How many builders have their 2003 company budget in place? How many think they don't need one? While builders use budgets for individual projects, they often don't use them for their core company. A budget is a planning document that serves as a spending guide for a 12-month (or longer) period. It's incumbent upon builders to use a budget for their core company so they can make appropriate and timely spending decisions. A budget can be done in-house, without additional expense for accounting or bookkeeping consultants, but builders should have adequate software and accounting programs so they know how their business is faring without waiting for monthly or quarterly reports.

While the nature of home construction makes budgetary planning difficult (e.g., how many houses will we build and close during the next year?), the industry is not alone in that regard. How much certainty is there when a carmaker predicts sales for the next 12 or 24 months? Virtually all businesses are in the same boat when it comes to predicting sales and expenditures.

If you prepared a budget for 2002, compile your actual cash flows and compare them with budgeted expenses. Note considerable discrepancies so you can assess whether your expenses were extraordinary or your budgeted amounts too low. Then review each income and revenue line. Will revenue increase, decrease or remain the same in 2003? How many expenses were one-time only? Which purchases deferred this year will occur next year? How will inflation affect projected costs? Employee raises? Vehicle replacement? Equipment purchases?

Builders should be careful to note irregular capital expenses. Some equipment, for example, has a projected life span. It might be useful to create a sinking fund (i.e., setting aside money to be used in future years). In this manner, the cost of a new backhoe can be apportioned over five years, with one-fifth of the projected price being accrued each year. By the end of the fifth year, the company will have the entire cost set aside in a capital expenditure account.

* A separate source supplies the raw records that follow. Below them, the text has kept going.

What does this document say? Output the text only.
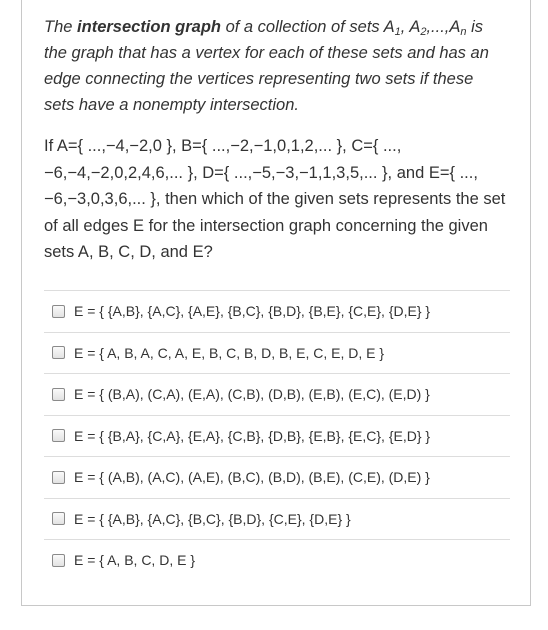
The intersection graph of a collection of sets $A_1$, $A_2,...,A_n$ is the graph that has a vertex for each of these sets and has an edge connecting the vertices representing two sets if these sets have a nonempty intersection.
If A={ ...,−4,−2,0 }, B={ ...,−2,−1,0,1,2,... }, C={ ..., −6,−4,−2,0,2,4,6,... }, D={ ...,−5,−3,−1,1,3,5,... }, and E={ ..., −6,−3,0,3,6,... }, then which of the given sets represents the set of all edges E for the intersection graph concerning the given sets A, B, C, D, and E?
E = { {A,B}, {A,C}, {A,E}, {B,C}, {B,D}, {B,E}, {C,E}, {D,E} }
E = { A, B, A, C, A, E, B, C, B, D, B, E, C, E, D, E }
E = { (B,A), (C,A), (E,A), (C,B), (D,B), (E,B), (E,C), (E,D) }
E = { {B,A}, {C,A}, {E,A}, {C,B}, {D,B}, {E,B}, {E,C}, {E,D} }
E = { (A,B), (A,C), (A,E), (B,C), (B,D), (B,E), (C,E), (D,E) }
E = { {A,B}, {A,C}, {B,C}, {B,D}, {C,E}, {D,E} }
E = { A, B, C, D, E }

After reviewing your 2002 figures, post and/or update the revised income and expenses. Share the numbers with your office manager and other key employees. Ask staff for wish lists for next year.

Once gross numbers have been determined, the next step is planning when expenses will occur. If, for example, your intention to purchase certain equipment is based on how well the year goes, you might want to show that anticipated expense as occurring in the third or fourth quarter.

Upon completion of this exercise, print the document. Each month, print out projected versus actual expenditures. Keep a running tally for projected versus actual year to date. When expenses exceed projections, dig deeper to understand why. If revenues drop, adjust the budget accordingly. And when profits allow, discretionary spending may be moved up. (There are certain limitations to using a budget on a very regular basis except to confirm the company's ability to make a significant purchase. While projected income and expenses must adjust for actual cash flow, a budget should not substitute for a general ledger.)

Business success isn't based on happenstance. Remember the old adage: Most businesses don't plan to fail; they fail to plan.